Monday, 14 November 2022

The S saga part 2

Disclaimer: S, it is not meant to be a sensationalization of the situation but just my version of events wherein I try to point out my errors...so don't get mad.


Well, I took the leap, decided to ask the person out for dinner just to gauge the situation. Turns out, already taken. Didn't want to broach further because, well, because I am not that guy. I just walk away. It sucks because this was another instance when I was trying to open up ans get close but was unsuccessful in finding a confidante.

As highlighted by that person, T is an important confidante and I hope it extends beyond the years but mostly I think the issue lies with me. I am unable to go beyond the normal and just stick to surface level interactions. Maybe I can't be there at that level with a friend and the sad fact is that I dare expect that in return even though I am not reciprocating equally. 
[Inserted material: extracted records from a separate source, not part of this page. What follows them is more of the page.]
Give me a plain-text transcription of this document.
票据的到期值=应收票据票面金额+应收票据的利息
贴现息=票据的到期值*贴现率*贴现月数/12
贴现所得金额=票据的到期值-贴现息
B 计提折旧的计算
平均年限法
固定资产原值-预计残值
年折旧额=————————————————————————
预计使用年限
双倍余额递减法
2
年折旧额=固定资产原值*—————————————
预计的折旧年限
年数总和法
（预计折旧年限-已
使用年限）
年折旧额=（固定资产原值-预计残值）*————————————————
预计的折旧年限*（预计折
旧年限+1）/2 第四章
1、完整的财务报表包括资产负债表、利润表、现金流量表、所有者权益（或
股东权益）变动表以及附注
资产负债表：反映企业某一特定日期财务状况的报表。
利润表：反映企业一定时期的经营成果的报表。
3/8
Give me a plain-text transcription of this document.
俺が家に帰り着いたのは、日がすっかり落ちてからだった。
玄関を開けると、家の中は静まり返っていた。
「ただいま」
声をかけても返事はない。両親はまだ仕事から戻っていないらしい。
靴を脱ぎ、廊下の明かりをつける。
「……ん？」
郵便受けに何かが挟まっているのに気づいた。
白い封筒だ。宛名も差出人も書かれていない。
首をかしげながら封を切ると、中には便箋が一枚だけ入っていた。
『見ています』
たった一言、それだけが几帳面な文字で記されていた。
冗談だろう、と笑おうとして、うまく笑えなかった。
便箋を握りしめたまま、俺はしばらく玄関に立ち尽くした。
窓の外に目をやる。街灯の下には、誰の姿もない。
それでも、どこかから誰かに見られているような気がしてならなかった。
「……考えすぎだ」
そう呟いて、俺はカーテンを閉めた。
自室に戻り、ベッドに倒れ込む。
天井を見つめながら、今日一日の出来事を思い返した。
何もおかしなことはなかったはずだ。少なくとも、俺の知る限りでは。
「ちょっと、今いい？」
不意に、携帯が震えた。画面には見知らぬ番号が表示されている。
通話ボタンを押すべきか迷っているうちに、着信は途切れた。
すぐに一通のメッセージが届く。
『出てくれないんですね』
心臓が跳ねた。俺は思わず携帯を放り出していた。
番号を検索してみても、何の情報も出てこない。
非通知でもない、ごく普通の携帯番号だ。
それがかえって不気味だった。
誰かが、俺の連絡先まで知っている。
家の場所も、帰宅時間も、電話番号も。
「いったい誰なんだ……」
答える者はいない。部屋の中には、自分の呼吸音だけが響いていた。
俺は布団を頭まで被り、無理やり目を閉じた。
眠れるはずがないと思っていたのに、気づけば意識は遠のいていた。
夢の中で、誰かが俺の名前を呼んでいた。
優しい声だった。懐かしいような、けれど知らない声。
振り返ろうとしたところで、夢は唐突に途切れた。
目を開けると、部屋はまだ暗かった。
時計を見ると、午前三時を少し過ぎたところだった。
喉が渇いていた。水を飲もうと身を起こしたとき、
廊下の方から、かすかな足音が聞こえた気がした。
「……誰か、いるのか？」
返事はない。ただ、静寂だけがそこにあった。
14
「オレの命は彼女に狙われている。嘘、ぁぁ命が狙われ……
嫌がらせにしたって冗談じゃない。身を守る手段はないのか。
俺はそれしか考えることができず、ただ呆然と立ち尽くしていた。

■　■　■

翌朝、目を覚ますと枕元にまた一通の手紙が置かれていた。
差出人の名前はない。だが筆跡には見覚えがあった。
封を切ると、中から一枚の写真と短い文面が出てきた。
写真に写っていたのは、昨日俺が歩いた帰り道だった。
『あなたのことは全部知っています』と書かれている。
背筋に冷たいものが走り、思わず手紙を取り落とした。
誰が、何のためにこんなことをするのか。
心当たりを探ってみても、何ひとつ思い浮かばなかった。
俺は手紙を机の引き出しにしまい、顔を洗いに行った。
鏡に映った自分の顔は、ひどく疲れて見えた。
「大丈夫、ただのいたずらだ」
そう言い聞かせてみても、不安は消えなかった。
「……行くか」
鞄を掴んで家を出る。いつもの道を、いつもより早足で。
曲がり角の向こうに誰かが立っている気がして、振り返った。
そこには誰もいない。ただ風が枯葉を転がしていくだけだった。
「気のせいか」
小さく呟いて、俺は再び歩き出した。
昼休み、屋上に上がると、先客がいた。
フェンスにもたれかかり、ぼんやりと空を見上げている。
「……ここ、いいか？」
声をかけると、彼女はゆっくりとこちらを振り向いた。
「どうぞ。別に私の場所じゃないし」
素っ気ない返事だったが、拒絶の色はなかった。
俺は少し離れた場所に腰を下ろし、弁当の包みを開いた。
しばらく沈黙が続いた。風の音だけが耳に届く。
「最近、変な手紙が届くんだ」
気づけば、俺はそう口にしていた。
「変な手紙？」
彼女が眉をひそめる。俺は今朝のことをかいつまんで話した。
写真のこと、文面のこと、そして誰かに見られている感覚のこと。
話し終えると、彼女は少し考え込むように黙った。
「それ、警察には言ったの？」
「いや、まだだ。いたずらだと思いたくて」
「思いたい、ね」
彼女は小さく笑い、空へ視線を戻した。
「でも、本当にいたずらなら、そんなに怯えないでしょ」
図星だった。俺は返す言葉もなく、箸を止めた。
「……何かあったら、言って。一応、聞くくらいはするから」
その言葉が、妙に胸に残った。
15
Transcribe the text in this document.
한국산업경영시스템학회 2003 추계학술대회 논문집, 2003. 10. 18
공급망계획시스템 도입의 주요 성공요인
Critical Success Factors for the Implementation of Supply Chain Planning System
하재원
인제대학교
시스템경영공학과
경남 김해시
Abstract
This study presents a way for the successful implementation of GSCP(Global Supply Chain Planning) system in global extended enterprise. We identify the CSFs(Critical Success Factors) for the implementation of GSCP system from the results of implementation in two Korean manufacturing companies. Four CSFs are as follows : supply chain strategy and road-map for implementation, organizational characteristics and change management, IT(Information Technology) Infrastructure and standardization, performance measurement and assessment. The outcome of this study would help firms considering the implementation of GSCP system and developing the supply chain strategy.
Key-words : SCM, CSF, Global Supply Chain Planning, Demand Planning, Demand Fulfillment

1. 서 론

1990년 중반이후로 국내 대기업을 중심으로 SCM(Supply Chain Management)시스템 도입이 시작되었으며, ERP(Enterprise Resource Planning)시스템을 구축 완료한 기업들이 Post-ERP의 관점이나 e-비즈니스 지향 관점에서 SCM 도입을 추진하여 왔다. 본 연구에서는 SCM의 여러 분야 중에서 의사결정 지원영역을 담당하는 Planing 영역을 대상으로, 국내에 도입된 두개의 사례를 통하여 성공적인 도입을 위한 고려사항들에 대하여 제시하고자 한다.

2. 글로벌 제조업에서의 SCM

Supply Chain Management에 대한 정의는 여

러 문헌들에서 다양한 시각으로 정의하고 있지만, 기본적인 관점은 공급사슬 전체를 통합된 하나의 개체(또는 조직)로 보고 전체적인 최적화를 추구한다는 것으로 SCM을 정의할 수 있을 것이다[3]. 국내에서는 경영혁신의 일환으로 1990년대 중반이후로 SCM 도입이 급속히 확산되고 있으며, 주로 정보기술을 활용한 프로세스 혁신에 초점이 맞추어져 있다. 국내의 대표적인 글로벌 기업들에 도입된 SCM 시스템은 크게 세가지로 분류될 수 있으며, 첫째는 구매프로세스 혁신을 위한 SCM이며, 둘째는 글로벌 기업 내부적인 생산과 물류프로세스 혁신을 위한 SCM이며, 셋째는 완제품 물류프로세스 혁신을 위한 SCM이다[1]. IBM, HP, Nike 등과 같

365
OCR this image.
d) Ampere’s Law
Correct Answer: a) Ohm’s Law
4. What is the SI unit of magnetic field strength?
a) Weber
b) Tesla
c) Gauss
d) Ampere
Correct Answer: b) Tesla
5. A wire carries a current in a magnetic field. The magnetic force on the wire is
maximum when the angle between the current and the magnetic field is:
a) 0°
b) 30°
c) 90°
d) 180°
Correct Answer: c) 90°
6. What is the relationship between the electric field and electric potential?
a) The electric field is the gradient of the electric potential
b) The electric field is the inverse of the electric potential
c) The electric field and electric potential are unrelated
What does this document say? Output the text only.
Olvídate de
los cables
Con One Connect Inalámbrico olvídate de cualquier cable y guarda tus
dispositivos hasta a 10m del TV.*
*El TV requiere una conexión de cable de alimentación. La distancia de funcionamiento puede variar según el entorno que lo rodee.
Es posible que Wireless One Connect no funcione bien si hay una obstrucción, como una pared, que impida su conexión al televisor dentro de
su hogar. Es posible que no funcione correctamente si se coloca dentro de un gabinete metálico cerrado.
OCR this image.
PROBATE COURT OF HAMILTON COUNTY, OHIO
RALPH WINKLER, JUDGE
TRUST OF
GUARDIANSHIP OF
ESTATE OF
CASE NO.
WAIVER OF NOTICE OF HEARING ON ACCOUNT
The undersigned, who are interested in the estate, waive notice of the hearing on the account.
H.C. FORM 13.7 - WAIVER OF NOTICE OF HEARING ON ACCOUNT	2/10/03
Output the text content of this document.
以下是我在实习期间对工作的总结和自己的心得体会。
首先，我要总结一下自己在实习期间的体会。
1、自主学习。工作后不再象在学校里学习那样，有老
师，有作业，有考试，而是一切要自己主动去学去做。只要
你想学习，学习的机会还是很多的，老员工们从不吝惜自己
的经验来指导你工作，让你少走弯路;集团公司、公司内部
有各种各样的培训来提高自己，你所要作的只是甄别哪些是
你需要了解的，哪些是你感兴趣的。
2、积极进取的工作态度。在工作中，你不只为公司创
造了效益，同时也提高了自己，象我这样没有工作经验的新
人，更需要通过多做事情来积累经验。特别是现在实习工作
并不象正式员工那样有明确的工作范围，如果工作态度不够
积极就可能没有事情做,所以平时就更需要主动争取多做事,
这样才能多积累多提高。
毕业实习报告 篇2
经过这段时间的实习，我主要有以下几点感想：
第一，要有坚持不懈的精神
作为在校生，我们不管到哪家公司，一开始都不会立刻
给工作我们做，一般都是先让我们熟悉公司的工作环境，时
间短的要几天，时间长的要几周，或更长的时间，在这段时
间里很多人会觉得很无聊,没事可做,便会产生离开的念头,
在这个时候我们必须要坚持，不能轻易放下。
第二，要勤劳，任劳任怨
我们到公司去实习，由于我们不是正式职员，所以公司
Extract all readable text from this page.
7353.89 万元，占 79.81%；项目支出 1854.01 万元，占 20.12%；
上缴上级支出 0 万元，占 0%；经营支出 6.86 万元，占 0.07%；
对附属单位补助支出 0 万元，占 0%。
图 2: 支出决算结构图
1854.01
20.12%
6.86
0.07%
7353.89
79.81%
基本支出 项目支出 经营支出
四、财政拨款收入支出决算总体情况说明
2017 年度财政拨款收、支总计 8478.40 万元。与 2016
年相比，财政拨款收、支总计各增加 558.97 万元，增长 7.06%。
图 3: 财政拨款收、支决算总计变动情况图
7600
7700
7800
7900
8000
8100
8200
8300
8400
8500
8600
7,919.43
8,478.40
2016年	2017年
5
Also, it comes back to the question, as aptly raised by S, why we think we would need friends anyways.

Additionally, I don't know what I was expecting from this given that I never communicated it properly enough and the interaction was never at that level enough but I am currently disappointed and at some levels broken. This attempt to find someone to talk to on a deeper level was unsuccessful, as all signs had already indicated and I had braced myself for the same, yet somehow I find myself sad. Sad because again I think I failed to connect with human beings and sad because I am lonely in a crowd and have that cliched belief of "nobody really understands me".

Reminder to self: You bloody idiot, nobody really understands you because you treat them like shit and because we are all searching for ourselves and don't have the bandwidth to actually look up and be there for others. Nobody will come to save you. We are only ones who have to pick up after themselves and dust ourselves of. We all deal with pain and doesn't matter how much we feel we are suffering and others are not, the reality is that all of us are dealing with pain inside. Some bear it better than others, some not so well but there are but only a few exceptions to this. Hence this understanding needs awareness that people are dealing with their own shit and need to be forgiven for not being there for you when you needed them.